Para Miguel Trovoada, a decisão do Governo “foi tomada em consciência, tendo em conta uma série de parâmetros”. “Com certeza que o Governo acautelou os interesses atuais e futuros do povo são-tomense. Estou confiante”, concluiu.

O Governo são-tomense anunciou na terça-feira o corte de relações diplomáticas com Taiwan e o reconhecimento de “uma só China”. Em reação, o Governo chinês agradeceu a decisão a São Tomé e Príncipe pela decisão reconhecer a República Popular da China, aceitando Pequim como o único Governo legítimo de toda a China, enquanto Taiwan acusou o país lusófono de pedir “uma quantia astronómica em apoio financeiro” e lamentou “a decisão abrupta e hostil do Governo” de Patrice Trovoada.

Pequim considera Taiwan uma província chinesa e defende a “reunificação pacífica”, mas ameaça “usar a força” caso a ilha declare independência. Já Taiwan, a ilha onde se refugiou o antigo Governo chinês depois de o Partido Comunista (PCC) tomar o poder no continente, em 1949, assume-se como República da China.

Quando São Tomé decidiu reconhecer Taiwan, a ilha era um dos quatro “tigres asiáticos”, ao lado da Coreia do Sul, Hong Kong e Singapura. Apoiada numa pujante economia, Taiwan investia muito dinheiro na expansão do seu espaço político internacional.

Entretanto, a República Popular da China tornou-se a segunda maior economia mundial, com as maiores reservas cambiais do planeta, no valor de 3,44 biliões de dólares. Desde 2000, Pequim concedeu quase 100 mil milhões de dólares (96 mil milhões de euros) em assistência financeira aos países africanos, tornando-se o principal parceiro comercial do continente.
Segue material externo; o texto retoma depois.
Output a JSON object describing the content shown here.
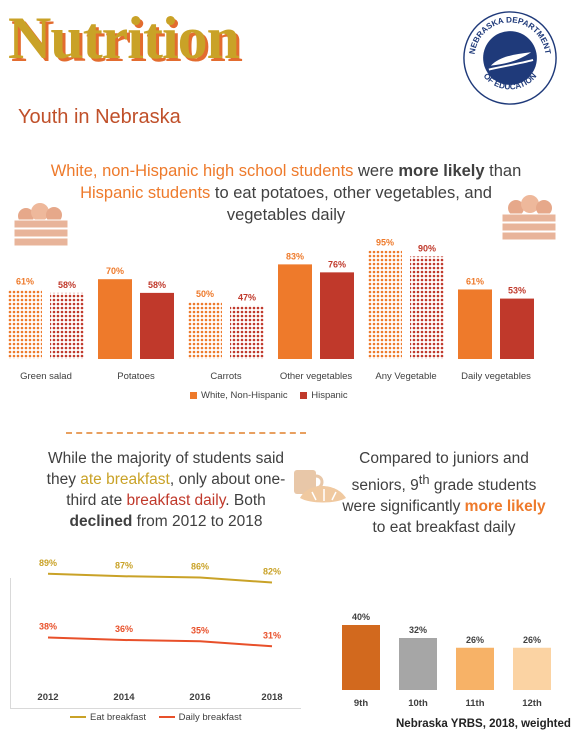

O corte de relações com Taiwan abre a porta à entrada de São Tomé no Fórum para a Cooperação Económica e Comercial entre a China e os Países de Língua Portuguesa, conhecido como Fórum Macau, criado em 2003 por Pequim. A decisão de São Tomé reduz para 21 os Estados que mantêm laços diplomáticos com Taipé, incluindo dois em África — Suazilândia e Burkina Faso — e a Santa Sé.